Leadership

How to Have a Strong Developmental Conversation

At some point in your leadership, you’ll encounter a staff member or volunteer who isn’t cutting it. And if you’re a part of any growing organization, your organization is eventually going to outgrow someone on your team. The hard part, especially for those of us who are spiritual leaders, is that we want to be the nice guy and help them along. And in our effort to be kind and loving, sometimes we often end up hurting the person more than if we simply told the truth.

In fact, in the early years of Life.Church, this was a common problem for me. The church was growing, and sometimes the church would outgrow someone’s leadership. For example, someone was leading a kids ministry of 40 kids and then it grew to 120 kids. If that person didn’t grow as a leader then the organization would have outgrown their leadership. Suddenly, we’re presented with a challenge. We have a great person we love, but they’re not getting the job done. So what do we do?

We need to acknowledge the issue, sit down with them, and develop a plan to help them grow toward becoming a better leader.

Here are five things to do in the conversation.

Be honest. Let them know that things are not going well. This might sound harsh, but you have to set the tone of the conversation. It’s not unloving to tell the truth and explain that if things continue in the same way, it’s not going to work out. You might say something like, “The organization has grown, things have changed, and the way you’re doing things hasn’t changed yet.” Bringing everything to light is the only way to improve. It’s actually unloving to pretend like everything is okay.

Be encouraging. Explain that you want this person to succeed and will do everything you can to help. This is important because they need to know that you love them and that you’re going to give them all the tools they need. And you need to follow through. You have to show them that you care, and one of the ways to do that is developing a specific plan to help them grow.

Be specific. Establish a timeframe and be very clear about what improvements need to be made by the deadline. Be specific about the growth that’s necessary for them to stay in their role. Set goals. Don’t just say, “Hey, you need to get better in order to make it.” Too vague.

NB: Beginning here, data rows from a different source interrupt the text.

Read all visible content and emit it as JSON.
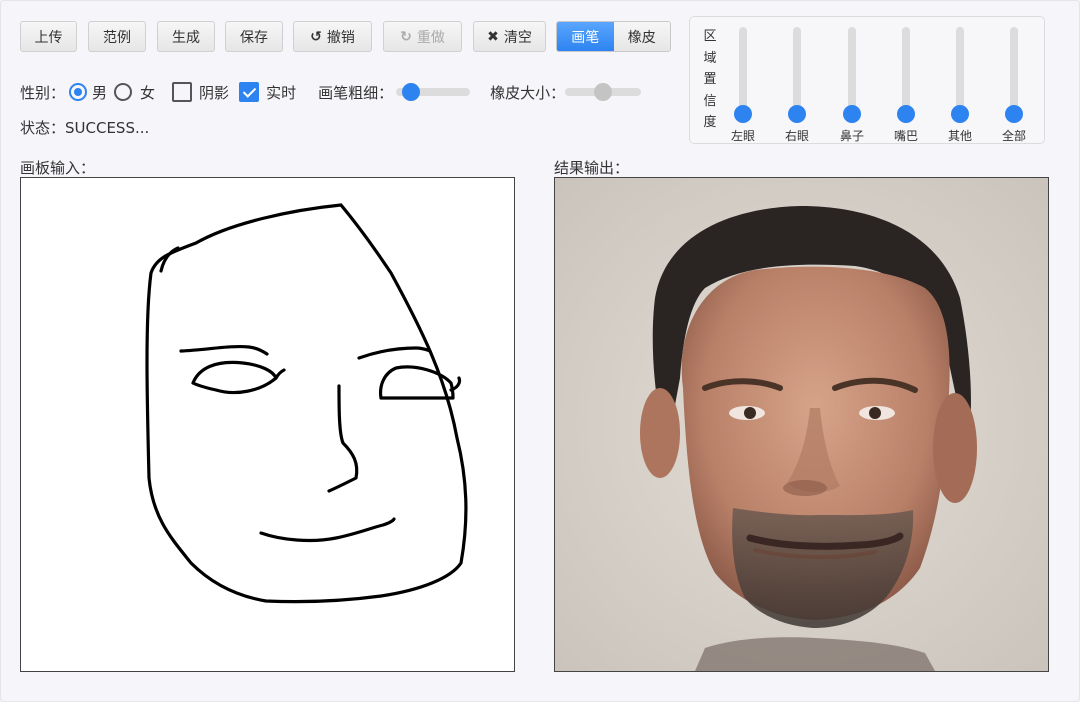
{
  "toolbar": {
    "upload": "上传",
    "example": "范例",
    "generate": "生成",
    "save": "保存",
    "undo": "撤销",
    "redo": "重做",
    "clear": "清空",
    "mode_brush": "画笔",
    "mode_eraser": "橡皮",
    "undo_icon": "undo-icon",
    "redo_icon": "redo-icon",
    "clear_icon": "close-icon"
  },
  "options": {
    "gender_label": "性别：",
    "male": "男",
    "female": "女",
    "gender_selected": "男",
    "shadow_label": "阴影",
    "shadow_checked": false,
    "realtime_label": "实时",
    "realtime_checked": true,
    "brush_size_label": "画笔粗细：",
    "brush_size_level": 0.1,
    "eraser_size_label": "橡皮大小：",
    "eraser_size_level": 0.5
  },
  "status": {
    "text": "状态：SUCCESS..."
  },
  "confidence": {
    "title": "区域置信度",
    "title_chars": [
      "区",
      "域",
      "置",
      "信",
      "度"
    ],
    "sliders": [
      {
        "label": "左眼",
        "level": 0
      },
      {
        "label": "右眼",
        "level": 0
      },
      {
        "label": "鼻子",
        "level": 0
      },
      {
        "label": "嘴巴",
        "level": 0
      },
      {
        "label": "其他",
        "level": 0
      },
      {
        "label": "全部",
        "level": 0
      }
    ]
  },
  "canvas_input": {
    "label": "画板输入："
  },
  "canvas_output": {
    "label": "结果输出："
  },
  "colors": {
    "accent": "#2d83f0",
    "track": "#dcdcdc",
    "disabled_knob": "#c4c4c4"
  }
}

Instead, say, “You need to recruit and train eight new volunteers by the end of the month.” Along with establishing the timeframe and goals, assign a learning exercise to encourage them to find new ways of achieving their goals. Give them a book to read, send them to a conference, or find the right mentor.

Evaluate regularly. Meet regularly to evaluate their progress. “Regularly” might be once a week, but certainly not less than once a month. During these checkups, ask how close they are to reaching their goals, what they’re learning, and what they’re changing. Get everything on the table. If they’re not growing, you have to be honest and acknowledge they aren’t hitting their targets.

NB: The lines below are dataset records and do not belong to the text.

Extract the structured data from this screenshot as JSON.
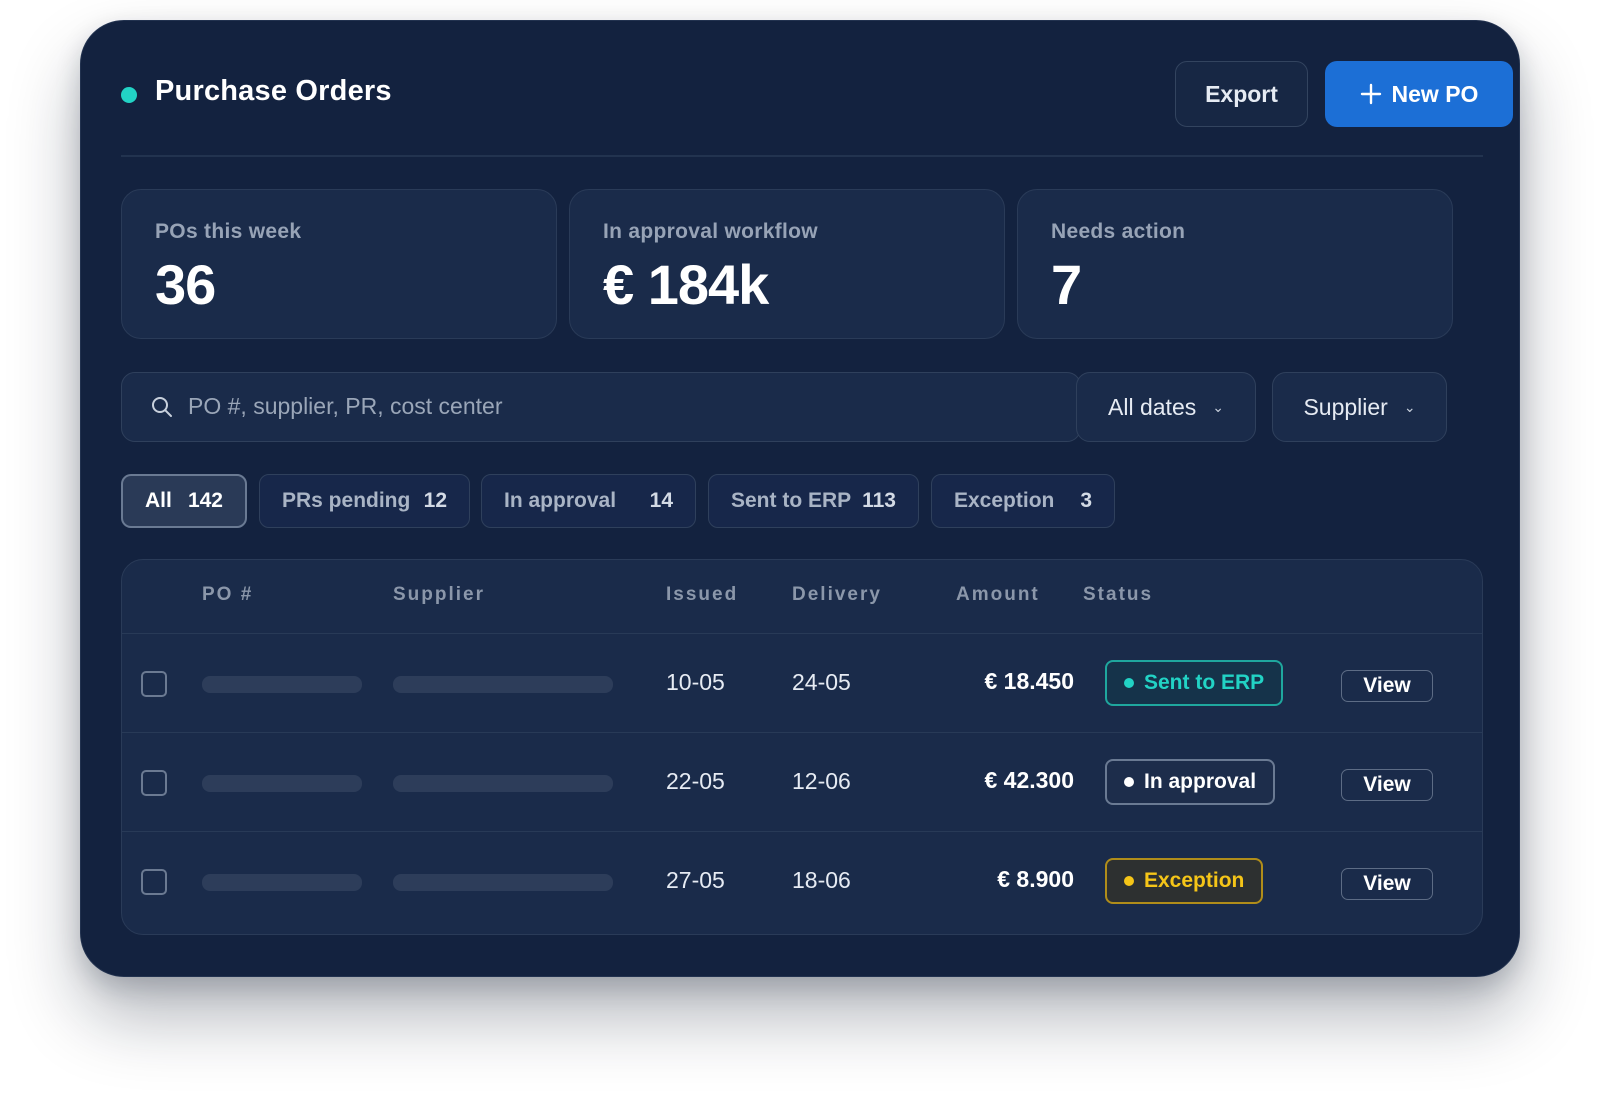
{
  "header": {
    "title": "Purchase Orders",
    "export_label": "Export",
    "new_label": "New PO"
  },
  "stats": [
    {
      "label": "POs this week",
      "value": "36"
    },
    {
      "label": "In approval workflow",
      "value": "€ 184k"
    },
    {
      "label": "Needs action",
      "value": "7"
    }
  ],
  "search": {
    "placeholder": "PO #, supplier, PR, cost center",
    "value": ""
  },
  "filters": {
    "dates": "All dates",
    "supplier": "Supplier"
  },
  "chips": [
    {
      "label": "All",
      "count": "142",
      "active": true
    },
    {
      "label": "PRs pending",
      "count": "12"
    },
    {
      "label": "In approval",
      "count": "14"
    },
    {
      "label": "Sent to ERP",
      "count": "113"
    },
    {
      "label": "Exception",
      "count": "3"
    }
  ],
  "table": {
    "columns": [
      "PO #",
      "Supplier",
      "Issued",
      "Delivery",
      "Amount",
      "Status"
    ],
    "rows": [
      {
        "issued": "10-05",
        "delivery": "24-05",
        "amount": "€ 18.450",
        "status": "Sent to ERP",
        "action": "View"
      },
      {
        "issued": "22-05",
        "delivery": "12-06",
        "amount": "€ 42.300",
        "status": "In approval",
        "action": "View"
      },
      {
        "issued": "27-05",
        "delivery": "18-06",
        "amount": "€ 8.900",
        "status": "Exception",
        "action": "View"
      }
    ]
  },
  "colors": {
    "background": "#13223f",
    "accent": "#22d3c5",
    "primary": "#1c6fd6",
    "status_sent": "#22d3c5",
    "status_approval": "#ffffff",
    "status_exception": "#f5c518"
  }
}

Identify the consequence. What’s so powerful is that by the end of the timeframe it should be apparent to both of you if progress has been made. If it has, you’ve got a massive victory and you celebrate it. If not, a change needs to be made—but since you’ve already had the hard conversation at the beginning of this process, the next conversation isn’t going to be as difficult as it would be if they didn’t see it coming. This is the loving, pastoral, Christ-centered, honoring way to give someone the chance to get better. If they don’t, you’ve done everything you could to help them get there.

If someone ends up at step five and a change needs to be made, you can still look for another role that might be a better fit, especially if they’re a volunteer. Rather than immediately removing someone, consider finding another spot in the organization where you both agree their talents and skills can effectively contribute to the collective mission.

But here’s the reality. If the organization outgrows somebody, and you as the leader don’t address it, it should be obvious who is at fault. It’s not the other person. As the leader, you are the problem.

What we've learned:

A strong developmental conversation requires loving honesty. As a leader, know that sometimes the hard thing is the right thing for your organization.